Increasing Decoupling and Tensions with Traditional Flows

While tech stocks continue to break historical records, Bitcoin seems to have decoupled from this momentum.

Since the second half of the year, analysts have observed a clear decoupling between BTC and stock markets, an unusual phenomenon given that the two moved in tandem in previous cycles.

In this context, BTC’s inaction is surprising, especially given the strong investment flows via ETFs. Despite strong demand on BlackRock’s IBIT, prices remain contained. This anomaly is all the more striking as volatility curves observed on ETFs now differ significantly from those on crypto derivatives platforms like Deribit.

Several hypotheses emerge to explain this inertia. Some analysts remain optimistic. They believe that the Fed’s ongoing rate cut cycle could inject a new wave of liquidity favorable to risky assets, which Bitcoin WOULD fully benefit from.

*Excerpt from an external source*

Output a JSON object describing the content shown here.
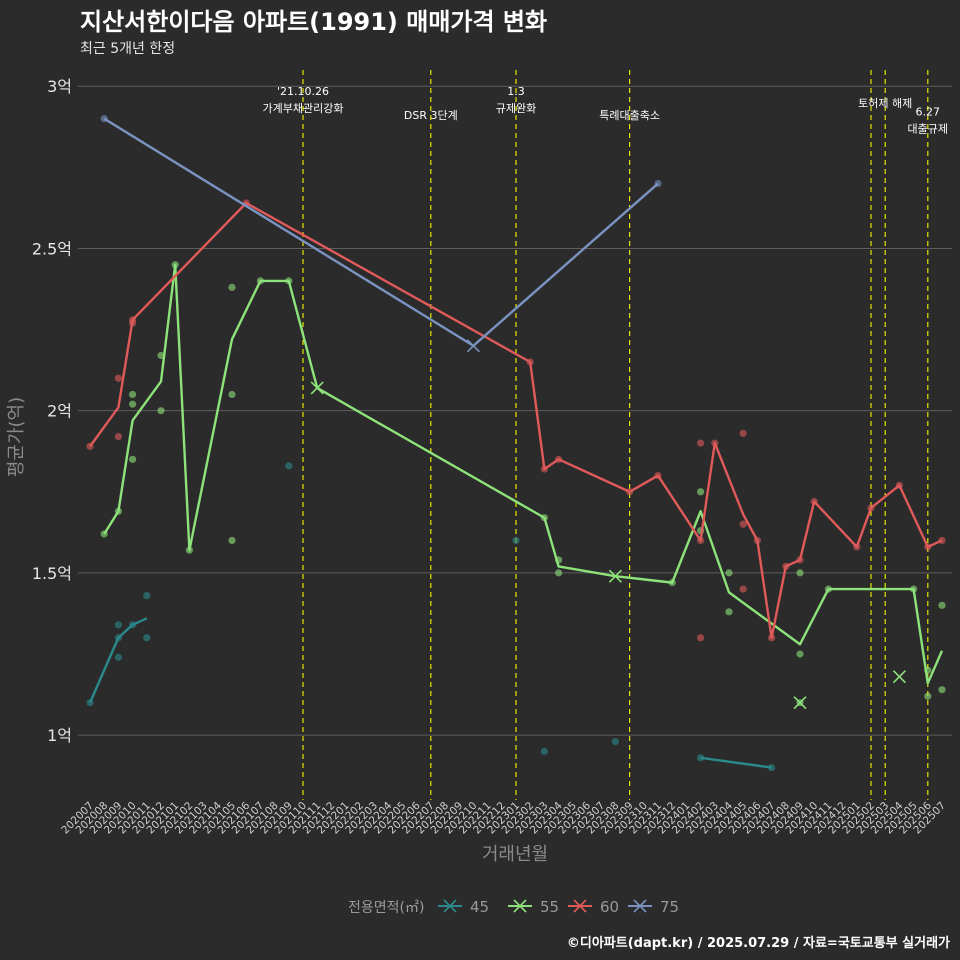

According to CME Group data (FedWatch tool), 24.4% of traders anticipate another rate cut as early as January 2026. However, other voices are more cautious, even skeptical. For these experts, the bull run may already be behind us, and a drop back to 76,000 dollars is not excluded.

Bitcoin collapses after false hope of rebound, revealing the limits of a pressured market. Despite Optimism sparked by incoming flows, some actors’ defensive strategies continue to neutralize bullish momentum. The expected recovery will now have to contend with more structural resistances.